David Ellison, CEO da Paramount Skydance, jurou que a fusão com a Warner Bros. Discovery não vai cortar a produção de filmes. Na abertura da CinemaCon, em Las Vegas, ele garantiu um mínimo de 30 lançamentos anuais, respondendo ao medo dos exibidores de um futuro de menos títulos nas telonas.

O pano de fundo da mega‑fusão
O acordo de US$ 110 bilhões representa a maior consolidação da história do entretenimento nos EUA. A Paramount Global se uniu à Skydance em agosto de 2025, formando a Paramount Skydance, e agora busca absorver a Warner Bros. Discovery, criando um colosso com catálogo que ultrapassa 10 mil horas de conteúdo.
Promessa feita no palco da CinemaCon
Ellison olhou nos olhos dos proprietários de salas e prometeu "30 filmes por ano em ambos os estúdios". A fala, transmitida ao vivo, foi recebida com aplausos, mas também com um ceticismo silencioso que ecoou nas redes sociais.
Metas de produção: de 8 a 15 filmes
A Paramount planeja dobrar seu output, de oito títulos em 2025 para quinze em 2026. Esse salto demonstra a capacidade de escalar a produção antes mesmo da aprovação regulatória, sinalizando confiança nas sinergias com a Warner.
Reação dos operadores de cinema
Os donos de salas exigem garantias concretas e temem que a concentração reduza a variedade nas telonas.

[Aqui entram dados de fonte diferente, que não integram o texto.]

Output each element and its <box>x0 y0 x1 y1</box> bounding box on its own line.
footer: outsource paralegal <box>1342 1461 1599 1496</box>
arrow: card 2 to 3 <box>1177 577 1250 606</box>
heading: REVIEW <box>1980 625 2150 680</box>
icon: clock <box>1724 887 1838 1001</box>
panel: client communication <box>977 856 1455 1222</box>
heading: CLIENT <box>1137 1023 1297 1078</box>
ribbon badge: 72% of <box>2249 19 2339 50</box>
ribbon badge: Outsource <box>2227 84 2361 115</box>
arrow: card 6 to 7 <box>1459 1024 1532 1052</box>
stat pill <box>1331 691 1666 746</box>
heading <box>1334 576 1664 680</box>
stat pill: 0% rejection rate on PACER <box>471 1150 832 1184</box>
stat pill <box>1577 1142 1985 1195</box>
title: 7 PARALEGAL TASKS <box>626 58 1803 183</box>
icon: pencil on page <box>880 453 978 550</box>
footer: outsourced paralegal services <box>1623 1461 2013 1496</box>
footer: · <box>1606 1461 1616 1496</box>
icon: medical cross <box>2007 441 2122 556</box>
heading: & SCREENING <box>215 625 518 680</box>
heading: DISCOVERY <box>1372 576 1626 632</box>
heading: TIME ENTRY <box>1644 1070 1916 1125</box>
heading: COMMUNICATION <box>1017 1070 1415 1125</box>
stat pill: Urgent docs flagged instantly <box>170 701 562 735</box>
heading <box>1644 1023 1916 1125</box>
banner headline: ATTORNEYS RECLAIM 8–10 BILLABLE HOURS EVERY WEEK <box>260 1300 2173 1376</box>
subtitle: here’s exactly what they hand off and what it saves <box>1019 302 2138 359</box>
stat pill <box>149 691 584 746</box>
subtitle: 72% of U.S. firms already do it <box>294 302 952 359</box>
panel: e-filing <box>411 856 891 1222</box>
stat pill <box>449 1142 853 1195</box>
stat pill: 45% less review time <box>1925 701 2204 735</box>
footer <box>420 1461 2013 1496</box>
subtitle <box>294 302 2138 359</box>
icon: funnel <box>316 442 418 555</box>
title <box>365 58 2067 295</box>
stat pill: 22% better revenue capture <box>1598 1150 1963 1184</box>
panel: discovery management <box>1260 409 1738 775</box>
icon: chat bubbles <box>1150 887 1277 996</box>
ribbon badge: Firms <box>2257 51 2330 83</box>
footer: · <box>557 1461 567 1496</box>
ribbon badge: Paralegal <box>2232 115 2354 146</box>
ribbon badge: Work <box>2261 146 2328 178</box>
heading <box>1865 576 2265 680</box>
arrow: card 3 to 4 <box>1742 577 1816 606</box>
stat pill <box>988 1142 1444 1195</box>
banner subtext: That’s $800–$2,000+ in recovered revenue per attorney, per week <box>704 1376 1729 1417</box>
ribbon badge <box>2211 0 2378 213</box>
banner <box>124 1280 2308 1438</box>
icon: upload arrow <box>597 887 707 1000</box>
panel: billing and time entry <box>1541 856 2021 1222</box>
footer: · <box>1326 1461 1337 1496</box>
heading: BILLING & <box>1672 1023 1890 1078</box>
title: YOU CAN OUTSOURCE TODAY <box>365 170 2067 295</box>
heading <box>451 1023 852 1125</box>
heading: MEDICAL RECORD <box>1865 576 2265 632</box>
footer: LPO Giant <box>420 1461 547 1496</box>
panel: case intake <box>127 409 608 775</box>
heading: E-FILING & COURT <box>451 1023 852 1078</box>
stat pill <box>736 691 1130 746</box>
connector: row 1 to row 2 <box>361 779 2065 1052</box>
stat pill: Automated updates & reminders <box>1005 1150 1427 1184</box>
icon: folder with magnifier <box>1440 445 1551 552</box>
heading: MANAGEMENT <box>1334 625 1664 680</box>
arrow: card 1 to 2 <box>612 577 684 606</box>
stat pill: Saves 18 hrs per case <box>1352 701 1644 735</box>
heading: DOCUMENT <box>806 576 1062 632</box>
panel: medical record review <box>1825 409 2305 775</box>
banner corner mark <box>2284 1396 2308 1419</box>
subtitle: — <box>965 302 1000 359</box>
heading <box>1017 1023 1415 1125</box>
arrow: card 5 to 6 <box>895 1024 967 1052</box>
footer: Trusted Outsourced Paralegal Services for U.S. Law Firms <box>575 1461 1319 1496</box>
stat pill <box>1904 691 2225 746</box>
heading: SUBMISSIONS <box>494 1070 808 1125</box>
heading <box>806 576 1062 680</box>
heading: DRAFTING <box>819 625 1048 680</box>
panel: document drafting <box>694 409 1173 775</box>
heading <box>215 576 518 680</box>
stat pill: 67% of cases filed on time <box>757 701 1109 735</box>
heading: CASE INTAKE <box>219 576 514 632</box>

Em fóruns como o Cinema United, foram registradas petições para que os reguladores bloqueiem a operação, citando precedentes de menos opções para o público.
O alerta de Michael O'Leary
O presidente da Cinema United, Michael O'Leary, alertou que "a história nos mostra que a consolidação resulta em menos filmes para as salas". Sua declaração ganhou destaque no Twitter, gerando trending #WarnerParamount.
O crivo regulatório
O Departamento de Justiça dos EUA abriu uma investigação antitruste que deve concluir em 26 de abril. Dois turnos de depoimentos, com representantes de estúdios e exibidores, prometem revelar se a fusão cria risco de monopólio no mercado de lançamentos cinematográficos.
Precedentes que assustam
Quando a Disney adquiriu a 21st Century Fox, o número de lançamentos por ano caiu de 30 para 24 nos primeiros dois anos. Analistas apontam esse dado como alerta para o futuro da Paramount‑Warner.
Janelas de exibição e o prazo de 45 dias
Ellison garantiu que todos os títulos terão janela mínima de 45 dias exclusivamente nos cinemas. Essa exigência, pressionada pelos exibidores, pode redefinir a prática de "day‑one streaming" que tem ganhado força nos últimos anos.
Comparativo de produção (2024‑2026)
| Ano | Paramount (antes da fusão) | Warner Bros. Discovery | Meta‑projeção pós‑fusão |
|---|---|---|---|
| 2024 | 12 filmes | 18 filmes | — |
| 2025 | 8 filmes | 20 filmes | — |
| 2026 (proj.) | 15 filmes | 30 filmes | ≥30 filmes |
Os números indicam um salto significativo, mas ainda deixam margem para dúvidas sobre a consistência da oferta.
Cronologia dos principais marcos
- 16/04/2026 – Anúncio da promessa de 30 filmes na CinemaCon.
- 18/04/2026 – Publicação da análise da valor.globo.com sobre o impacto no mercado.
- 26/04/2026 – Início das audiências regulatórias nos EUA.
- 01/07/2026 – Expectativa de aprovação preliminar da FTC.
Essa sequência de eventos mostra como a negociação se desenrola em ritmo acelerado, mantendo a atenção da imprensa e dos fãs.
A Visão do Especialista
Para o analista de mídia Laura Mendes, a garantia de Ellison pode ser mais estratégia de comunicação do que compromisso firme. Ela argumenta que, caso a fusão seja aprovada, a empresa terá que equilibrar a necessidade de volume com a qualidade dos títulos, sob pena de perder credibilidade junto aos exibidores e ao público.